Article by Erin Janus| Everyone deserves a partner that lifts them up, brings them joy and helps them to become the best version of themselves. So many people are constantly searching for someone to fill this role in their life. The answer to whether or not you meet a compatible match does not lie in whether or not there is someone out there, (because there is)— it lies in how you spend your time, where your choices take you, and what you emit emotionally, psychologically and spiritually. Here is how to attract the right partner into your life:
1) Do What You Love
You may be wondering, “How will doing what I love attract my perfect match?” Doing what you love will naturally take you to new places. Always. Whether it be a coffee shop, new job, new city or travelling to get where you need to go do to what you love, embarking upon the journey of following your heart open doors that are bound to have you making new connections and meeting new people.
It is more likely that you will find someone who is aligned with you when you are doing what you love, as it may take you to the same places your compatible match will be. If everyone spent more time doing what they loved, they’d meet more people who are doing the same things because of their love for it too. Pursuing your passions not only feeds your soul, but brings you into new dimensions of others whose soul speaks a similar language.
2) Respect Yourself
When you don’t respect yourself, energetically you send out vibes that are likely to attract people who will suck the life out of you, rather than raise you up. Respecting and honoring yourself is not only crucial for your own heart and soul, but will create room to attract others who will do the same. As much as people are afraid to to accept it, there is a reason that certain individuals repeatedly end up with abusive partners over and over again. What we believe about ourselves, and how treat ourselves is a spiritual invitation for others to do the same.
3) Stop Searching
Why is it that so often when you stop looking for something, you find it? At the end of the day, we are all souls in a constant search: for pleasure, happiness, for joy and for love. There is no reason you can’t have all of those things. But it all starts with doing what you can to improve your life, regardless of what you don’t have yet. So many people spend so much time looking and waiting for someone to complete them. If they instead spent that time building a life they deserve and enjoy, they could have effortlessly met that special person that was already aligned with the life they created.

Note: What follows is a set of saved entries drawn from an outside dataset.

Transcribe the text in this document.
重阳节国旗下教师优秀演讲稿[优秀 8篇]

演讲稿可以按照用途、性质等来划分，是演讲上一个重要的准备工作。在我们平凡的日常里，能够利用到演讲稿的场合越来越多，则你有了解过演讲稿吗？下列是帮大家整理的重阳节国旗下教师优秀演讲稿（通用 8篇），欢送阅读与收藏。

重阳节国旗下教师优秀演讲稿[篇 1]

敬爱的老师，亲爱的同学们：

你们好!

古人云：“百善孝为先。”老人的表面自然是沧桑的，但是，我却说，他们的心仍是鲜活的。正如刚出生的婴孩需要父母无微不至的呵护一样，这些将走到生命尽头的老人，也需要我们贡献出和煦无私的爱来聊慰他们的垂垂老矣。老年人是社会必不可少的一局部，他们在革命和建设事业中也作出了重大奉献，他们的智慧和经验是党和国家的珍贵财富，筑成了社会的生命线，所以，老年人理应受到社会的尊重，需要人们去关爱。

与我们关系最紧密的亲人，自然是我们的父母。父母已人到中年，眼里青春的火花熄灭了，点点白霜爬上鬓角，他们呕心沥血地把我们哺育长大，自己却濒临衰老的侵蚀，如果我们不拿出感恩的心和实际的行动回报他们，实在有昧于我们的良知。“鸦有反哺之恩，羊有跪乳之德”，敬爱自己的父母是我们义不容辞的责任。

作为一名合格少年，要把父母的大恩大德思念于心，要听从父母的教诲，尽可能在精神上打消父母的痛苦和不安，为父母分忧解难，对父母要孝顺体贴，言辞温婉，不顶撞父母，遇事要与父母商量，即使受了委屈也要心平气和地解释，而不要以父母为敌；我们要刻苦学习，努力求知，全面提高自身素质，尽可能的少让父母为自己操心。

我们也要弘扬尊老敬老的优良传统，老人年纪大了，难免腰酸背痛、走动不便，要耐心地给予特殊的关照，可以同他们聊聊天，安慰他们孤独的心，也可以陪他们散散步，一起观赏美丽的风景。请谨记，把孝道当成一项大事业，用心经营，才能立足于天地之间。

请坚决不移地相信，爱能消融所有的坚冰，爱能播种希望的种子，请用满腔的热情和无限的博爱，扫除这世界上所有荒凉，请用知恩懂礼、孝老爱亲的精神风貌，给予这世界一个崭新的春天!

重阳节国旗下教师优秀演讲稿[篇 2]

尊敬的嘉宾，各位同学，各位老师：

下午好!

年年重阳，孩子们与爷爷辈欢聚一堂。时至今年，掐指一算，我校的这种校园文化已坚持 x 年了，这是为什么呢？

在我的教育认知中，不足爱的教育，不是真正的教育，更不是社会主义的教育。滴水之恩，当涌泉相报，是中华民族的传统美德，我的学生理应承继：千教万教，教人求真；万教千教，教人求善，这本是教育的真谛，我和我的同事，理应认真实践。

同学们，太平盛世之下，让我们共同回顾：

So stop wasting the precious days of your life in search of the right person. Instead, be productive and start building the life of your dreams. After all, you and your future partner deserve you to be happy, successful and fulfilled. That is, after all, what you want to offer to someone you love. And that’s what you deserve to have for yourself. Life shouldn’t be about looking for someone to complete you, it should be about fulfilling your potential, your goals, your dreams— and likely, along the way, the person you are supposed to be with will be there waiting. Believe it.